Another very important difference between religions is on the dimension of whether that particular religion should be spread, and, if so, how it should be spread. Islam (which means "submission") has historically been a religion that doesn't shy away from the idea of forceable and coercive conversion, whereas the forceably coercive strain in Christianity (never as much a part of its holy texts as in Islam) has now shrunk virtually to the vanishing point.

So there are differences between religions, and differences within each religion. Right now the fundamentalist, coercive, triumphalist, and violent strain of Islam is growing. Thus the special danger that this segment of Islam represents to the world, a danger that no other religion currently presents in anywhere near its numbers, strength, goals, weaponry, and aggressiveness. Fundamentalists in many religions may resemble each other in the rigidity of their obedience to the rules of their respective religions, but they don't necessarily resemble each other in how they view the rights of the rest of the world to practice a different one.

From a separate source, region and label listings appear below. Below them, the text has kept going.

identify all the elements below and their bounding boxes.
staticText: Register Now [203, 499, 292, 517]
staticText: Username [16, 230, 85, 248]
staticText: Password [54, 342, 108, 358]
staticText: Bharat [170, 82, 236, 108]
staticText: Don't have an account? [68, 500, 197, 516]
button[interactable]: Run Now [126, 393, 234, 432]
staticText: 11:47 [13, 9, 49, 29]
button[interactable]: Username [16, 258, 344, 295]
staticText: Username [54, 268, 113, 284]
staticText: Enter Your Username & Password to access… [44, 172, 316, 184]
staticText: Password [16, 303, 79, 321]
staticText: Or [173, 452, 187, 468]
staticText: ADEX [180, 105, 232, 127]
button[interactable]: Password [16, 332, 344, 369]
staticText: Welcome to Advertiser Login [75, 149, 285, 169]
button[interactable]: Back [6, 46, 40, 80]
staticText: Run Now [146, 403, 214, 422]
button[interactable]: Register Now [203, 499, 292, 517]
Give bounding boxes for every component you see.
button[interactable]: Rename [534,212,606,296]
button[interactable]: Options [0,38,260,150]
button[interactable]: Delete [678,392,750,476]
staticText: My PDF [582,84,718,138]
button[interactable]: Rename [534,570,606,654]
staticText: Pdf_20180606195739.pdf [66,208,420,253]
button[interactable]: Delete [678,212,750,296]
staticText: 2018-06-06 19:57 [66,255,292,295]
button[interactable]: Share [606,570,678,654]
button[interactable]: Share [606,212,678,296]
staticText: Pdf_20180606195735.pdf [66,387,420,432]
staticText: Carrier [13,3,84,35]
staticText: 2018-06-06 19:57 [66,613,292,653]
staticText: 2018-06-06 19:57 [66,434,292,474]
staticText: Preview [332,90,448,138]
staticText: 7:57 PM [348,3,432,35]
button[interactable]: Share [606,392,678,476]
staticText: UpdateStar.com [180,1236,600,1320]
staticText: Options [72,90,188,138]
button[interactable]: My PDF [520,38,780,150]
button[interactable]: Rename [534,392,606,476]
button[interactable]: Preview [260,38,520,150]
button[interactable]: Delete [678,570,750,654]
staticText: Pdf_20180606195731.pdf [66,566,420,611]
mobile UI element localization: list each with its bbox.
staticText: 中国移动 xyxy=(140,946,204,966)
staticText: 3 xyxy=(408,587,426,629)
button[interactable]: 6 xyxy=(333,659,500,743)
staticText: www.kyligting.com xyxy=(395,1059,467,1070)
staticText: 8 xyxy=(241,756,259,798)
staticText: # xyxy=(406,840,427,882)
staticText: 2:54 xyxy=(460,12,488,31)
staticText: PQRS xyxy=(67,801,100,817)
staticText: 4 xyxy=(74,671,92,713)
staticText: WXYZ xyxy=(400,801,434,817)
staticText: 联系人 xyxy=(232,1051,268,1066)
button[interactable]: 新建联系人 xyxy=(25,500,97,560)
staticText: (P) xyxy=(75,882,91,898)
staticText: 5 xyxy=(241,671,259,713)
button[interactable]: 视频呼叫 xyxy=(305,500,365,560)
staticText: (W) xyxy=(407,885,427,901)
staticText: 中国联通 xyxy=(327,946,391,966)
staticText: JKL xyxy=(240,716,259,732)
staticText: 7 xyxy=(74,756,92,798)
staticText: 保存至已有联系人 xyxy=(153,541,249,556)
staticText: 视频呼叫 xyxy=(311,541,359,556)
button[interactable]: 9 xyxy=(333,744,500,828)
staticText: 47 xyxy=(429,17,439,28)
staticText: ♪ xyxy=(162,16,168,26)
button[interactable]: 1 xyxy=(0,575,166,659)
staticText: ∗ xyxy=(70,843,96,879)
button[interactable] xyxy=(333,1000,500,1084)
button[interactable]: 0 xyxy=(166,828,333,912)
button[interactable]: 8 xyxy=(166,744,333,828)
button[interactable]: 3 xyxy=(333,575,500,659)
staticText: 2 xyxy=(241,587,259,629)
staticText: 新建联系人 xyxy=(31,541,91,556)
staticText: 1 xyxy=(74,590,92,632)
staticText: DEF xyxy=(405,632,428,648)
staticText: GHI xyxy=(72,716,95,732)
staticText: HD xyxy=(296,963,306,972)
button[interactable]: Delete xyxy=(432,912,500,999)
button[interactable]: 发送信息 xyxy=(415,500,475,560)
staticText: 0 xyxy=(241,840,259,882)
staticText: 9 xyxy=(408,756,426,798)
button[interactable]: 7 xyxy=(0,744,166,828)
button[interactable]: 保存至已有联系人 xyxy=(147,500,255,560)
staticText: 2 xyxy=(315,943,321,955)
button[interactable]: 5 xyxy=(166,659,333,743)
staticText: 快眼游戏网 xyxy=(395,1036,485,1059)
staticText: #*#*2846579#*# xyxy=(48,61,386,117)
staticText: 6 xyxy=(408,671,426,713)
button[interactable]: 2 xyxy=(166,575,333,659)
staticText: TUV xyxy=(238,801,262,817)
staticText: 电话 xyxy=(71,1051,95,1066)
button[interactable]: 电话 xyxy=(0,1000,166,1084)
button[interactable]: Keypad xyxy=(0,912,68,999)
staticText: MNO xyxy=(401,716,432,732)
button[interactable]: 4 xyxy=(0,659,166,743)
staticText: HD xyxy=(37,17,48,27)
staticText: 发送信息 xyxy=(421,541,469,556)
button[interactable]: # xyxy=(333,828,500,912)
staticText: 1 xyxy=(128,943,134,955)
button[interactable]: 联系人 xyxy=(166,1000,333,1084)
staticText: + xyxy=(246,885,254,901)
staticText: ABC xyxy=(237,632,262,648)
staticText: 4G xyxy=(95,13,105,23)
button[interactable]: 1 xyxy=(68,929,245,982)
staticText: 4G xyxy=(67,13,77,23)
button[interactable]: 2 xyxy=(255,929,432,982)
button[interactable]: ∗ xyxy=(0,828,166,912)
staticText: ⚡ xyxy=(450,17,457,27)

What does mainstream Christianity have to say about freedom? To cite another famous Slavophilic Russian writer, Dostoevsky, in his remarkable work "The Grand Inquisitor," although freedom is part of Christ's message to the world, it has at times been subverted and undermined by Inquisitors who don't trust humanity with freedom.

If you've never read "The Grand Inquisitor," which is actually a chapter from The Brothers Karamazov, you owe it to yourself to do so. Here's the text.

Dostoevsky's Grand Inquisitor doesn't just stand for the historical figures of the past who were the actual Inquisitors. He represents all attempts by religions and belief systems--including secular ones such as Communism--to perfect humanity by denying people their freedom in the hopes of creating a better world.

I cannot believe that Solzhenitzyn, with his experience in the Russian Gulag, meant to advocate a return to a religion that denies that individual freedom. At any rate, it's not Solzhenitzyn's particular views that are important, it's the questions he raises. The dilemma remains, and it's an ancient and exceedingly important one: how to foster and protect freedom without leading to anarchy and loss of meaning, including the loss of the courage to protect ourselves?

The answer is still unclear, but the hour is getting late--much later than it was in 1978.